While stories ‘from the margins’ like that by Liow’s function most powerfully on the level of narrative sympathy if not empathy, others in the collection draw your attention to the limitations of precisely such identifications. The last story in Hook and Eye by Alfian Sa’at wrests one from the comforts of charity, an impulse that shares much ground with literary empathy, to expose the hypocrisies of such a gaze. In ‘The Borrowed Boy’, a family ‘adopts’ a boy from an orphanage for the duration of the first day of Hari Raya, allowing him to participate in family visits and festivities—a charitable act. Junaidah, the matriarchal figure who first spies the advertisement to foster orphans for the day on television, relates this initial sympathetic drive:
It made her cry just to relate to her husband when he later got home from work: all those children without parents, whose Hari Raya would painfully remind them only of what they lacked, no jars overflowing with cookies and biscuits, no filling their pockets with crisp, folded dollar notes, a festival of absence. Her family members didn’t know how fortunate they were, it was an obligation to let others partake of their privilege.

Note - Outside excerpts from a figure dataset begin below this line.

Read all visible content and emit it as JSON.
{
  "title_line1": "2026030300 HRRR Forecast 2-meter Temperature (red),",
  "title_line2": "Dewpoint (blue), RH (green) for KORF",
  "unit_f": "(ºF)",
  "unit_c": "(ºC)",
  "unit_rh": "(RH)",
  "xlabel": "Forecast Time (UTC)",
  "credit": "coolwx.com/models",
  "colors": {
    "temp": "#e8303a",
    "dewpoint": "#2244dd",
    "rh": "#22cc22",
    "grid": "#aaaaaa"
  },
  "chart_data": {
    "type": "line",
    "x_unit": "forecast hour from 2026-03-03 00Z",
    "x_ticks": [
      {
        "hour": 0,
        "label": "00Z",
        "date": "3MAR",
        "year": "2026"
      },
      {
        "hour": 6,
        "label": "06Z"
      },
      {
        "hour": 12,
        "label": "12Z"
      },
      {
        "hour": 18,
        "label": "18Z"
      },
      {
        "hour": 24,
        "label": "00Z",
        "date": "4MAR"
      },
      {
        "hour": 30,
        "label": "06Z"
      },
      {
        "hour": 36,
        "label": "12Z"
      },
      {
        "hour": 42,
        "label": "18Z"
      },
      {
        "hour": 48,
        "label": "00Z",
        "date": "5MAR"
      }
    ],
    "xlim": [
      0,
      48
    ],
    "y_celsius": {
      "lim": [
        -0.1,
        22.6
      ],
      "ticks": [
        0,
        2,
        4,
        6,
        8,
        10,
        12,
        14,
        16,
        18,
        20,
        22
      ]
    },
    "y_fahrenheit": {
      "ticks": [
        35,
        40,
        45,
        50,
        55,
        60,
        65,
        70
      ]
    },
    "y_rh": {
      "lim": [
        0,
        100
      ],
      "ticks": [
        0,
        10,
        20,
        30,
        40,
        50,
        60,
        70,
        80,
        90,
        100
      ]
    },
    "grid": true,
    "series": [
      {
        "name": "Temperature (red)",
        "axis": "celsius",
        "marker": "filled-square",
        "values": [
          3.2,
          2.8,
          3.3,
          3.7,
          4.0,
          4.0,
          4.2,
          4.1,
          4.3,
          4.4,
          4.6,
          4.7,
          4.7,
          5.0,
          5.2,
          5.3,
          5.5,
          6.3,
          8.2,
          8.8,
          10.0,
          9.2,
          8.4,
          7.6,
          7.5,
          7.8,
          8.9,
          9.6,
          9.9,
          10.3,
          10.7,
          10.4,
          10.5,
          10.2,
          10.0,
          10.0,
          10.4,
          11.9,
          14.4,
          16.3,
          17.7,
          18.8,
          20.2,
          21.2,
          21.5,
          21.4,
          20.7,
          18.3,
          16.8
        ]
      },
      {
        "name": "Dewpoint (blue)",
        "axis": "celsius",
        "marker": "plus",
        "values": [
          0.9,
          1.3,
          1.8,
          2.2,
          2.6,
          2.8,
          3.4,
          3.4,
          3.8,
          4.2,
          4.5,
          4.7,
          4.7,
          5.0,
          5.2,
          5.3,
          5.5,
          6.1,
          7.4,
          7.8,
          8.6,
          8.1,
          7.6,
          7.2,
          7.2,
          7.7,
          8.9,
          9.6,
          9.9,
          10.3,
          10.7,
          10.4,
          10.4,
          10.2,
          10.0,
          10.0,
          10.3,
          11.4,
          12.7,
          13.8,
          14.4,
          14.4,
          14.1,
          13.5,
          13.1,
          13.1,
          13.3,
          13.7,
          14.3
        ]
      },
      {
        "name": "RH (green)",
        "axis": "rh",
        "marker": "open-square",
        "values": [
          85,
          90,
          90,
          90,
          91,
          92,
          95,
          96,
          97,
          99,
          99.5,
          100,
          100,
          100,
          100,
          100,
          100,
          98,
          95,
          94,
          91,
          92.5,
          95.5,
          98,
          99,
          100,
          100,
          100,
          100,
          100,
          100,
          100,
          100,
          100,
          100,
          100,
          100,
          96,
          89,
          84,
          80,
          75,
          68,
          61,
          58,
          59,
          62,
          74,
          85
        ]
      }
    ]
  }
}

And partake Mydeen, the borrowed boy, does. Through the course of the day, the family of three (Junaidah, her husband, and their son, Haikel) gifts him a new baju kurung, takes him with them on family visits to Teban Gardens and Yishun, and otherwise includes him in the festivities. Mydeen seems to bring out a competitive streak in Haikel, a burgeoning sense of sibling rivalry if only lasting for a day. More significantly, his presence unearths a kind of human ugliness within her family that Junaidah hadn’t previously seen so starkly. In the hours before she picks up Mydeen from the orphanage, Haikel demands the orange baju kurung made for Mydeen instead of the sky blue one meant for himself. There’s a brilliantly rendered back-and-forth as Junaidah negotiates with Haikel. The baju kurung takes on significance in this exchange—no longer just a garment, but something symbolising a charitable promise, now under threat of corruption. Haikel prevails. When the newly-formed family of four arrive at their first house visit, Mydeen is dressed in sky blue. The story proceeds in this manner, each slight to Junaidah’s initial charitable effort further jolting her into a slow realisation of the fraught qualities of charity, of the complexities of attachments however temporary, and of the hypocrisies of aid.
Sa’at’s ‘The Borrowed Boy’ ends in a scene both conflicted and tender. In a mirroring of the formalised ritual of asking for forgiveness from elders performed during Hari Raya, Junaidah steps into the room an hour before midnight and wordlessly kneels before a sleeping Mydeen. She is asking for forgiveness. No words come.
Hook and Eye leaves the reader with this scene from this story: at a moment when language fails and what needs to be expressed cannot be said. In these curated visions from the periphery, the stories in the book explore the margins of a national community and in doing so re-examine the assumed veracities of those boundaries. Lingering in the margins, it prods us to look, though it may be uncomfortable as a hook to an open eye. At the end of it all, like Junaidah, we might seek forgiveness as well, but we might also seek change.
Isabelle Lim is a graduate student with the Faculty of English at the University of Cambridge working on postcolonial studies and ecocriticism. Her research involves the environmental imagination in Singaporean poetry. She is also an editor for Mynah Magazine, an annual longform publication that focuses on Singapore narratives.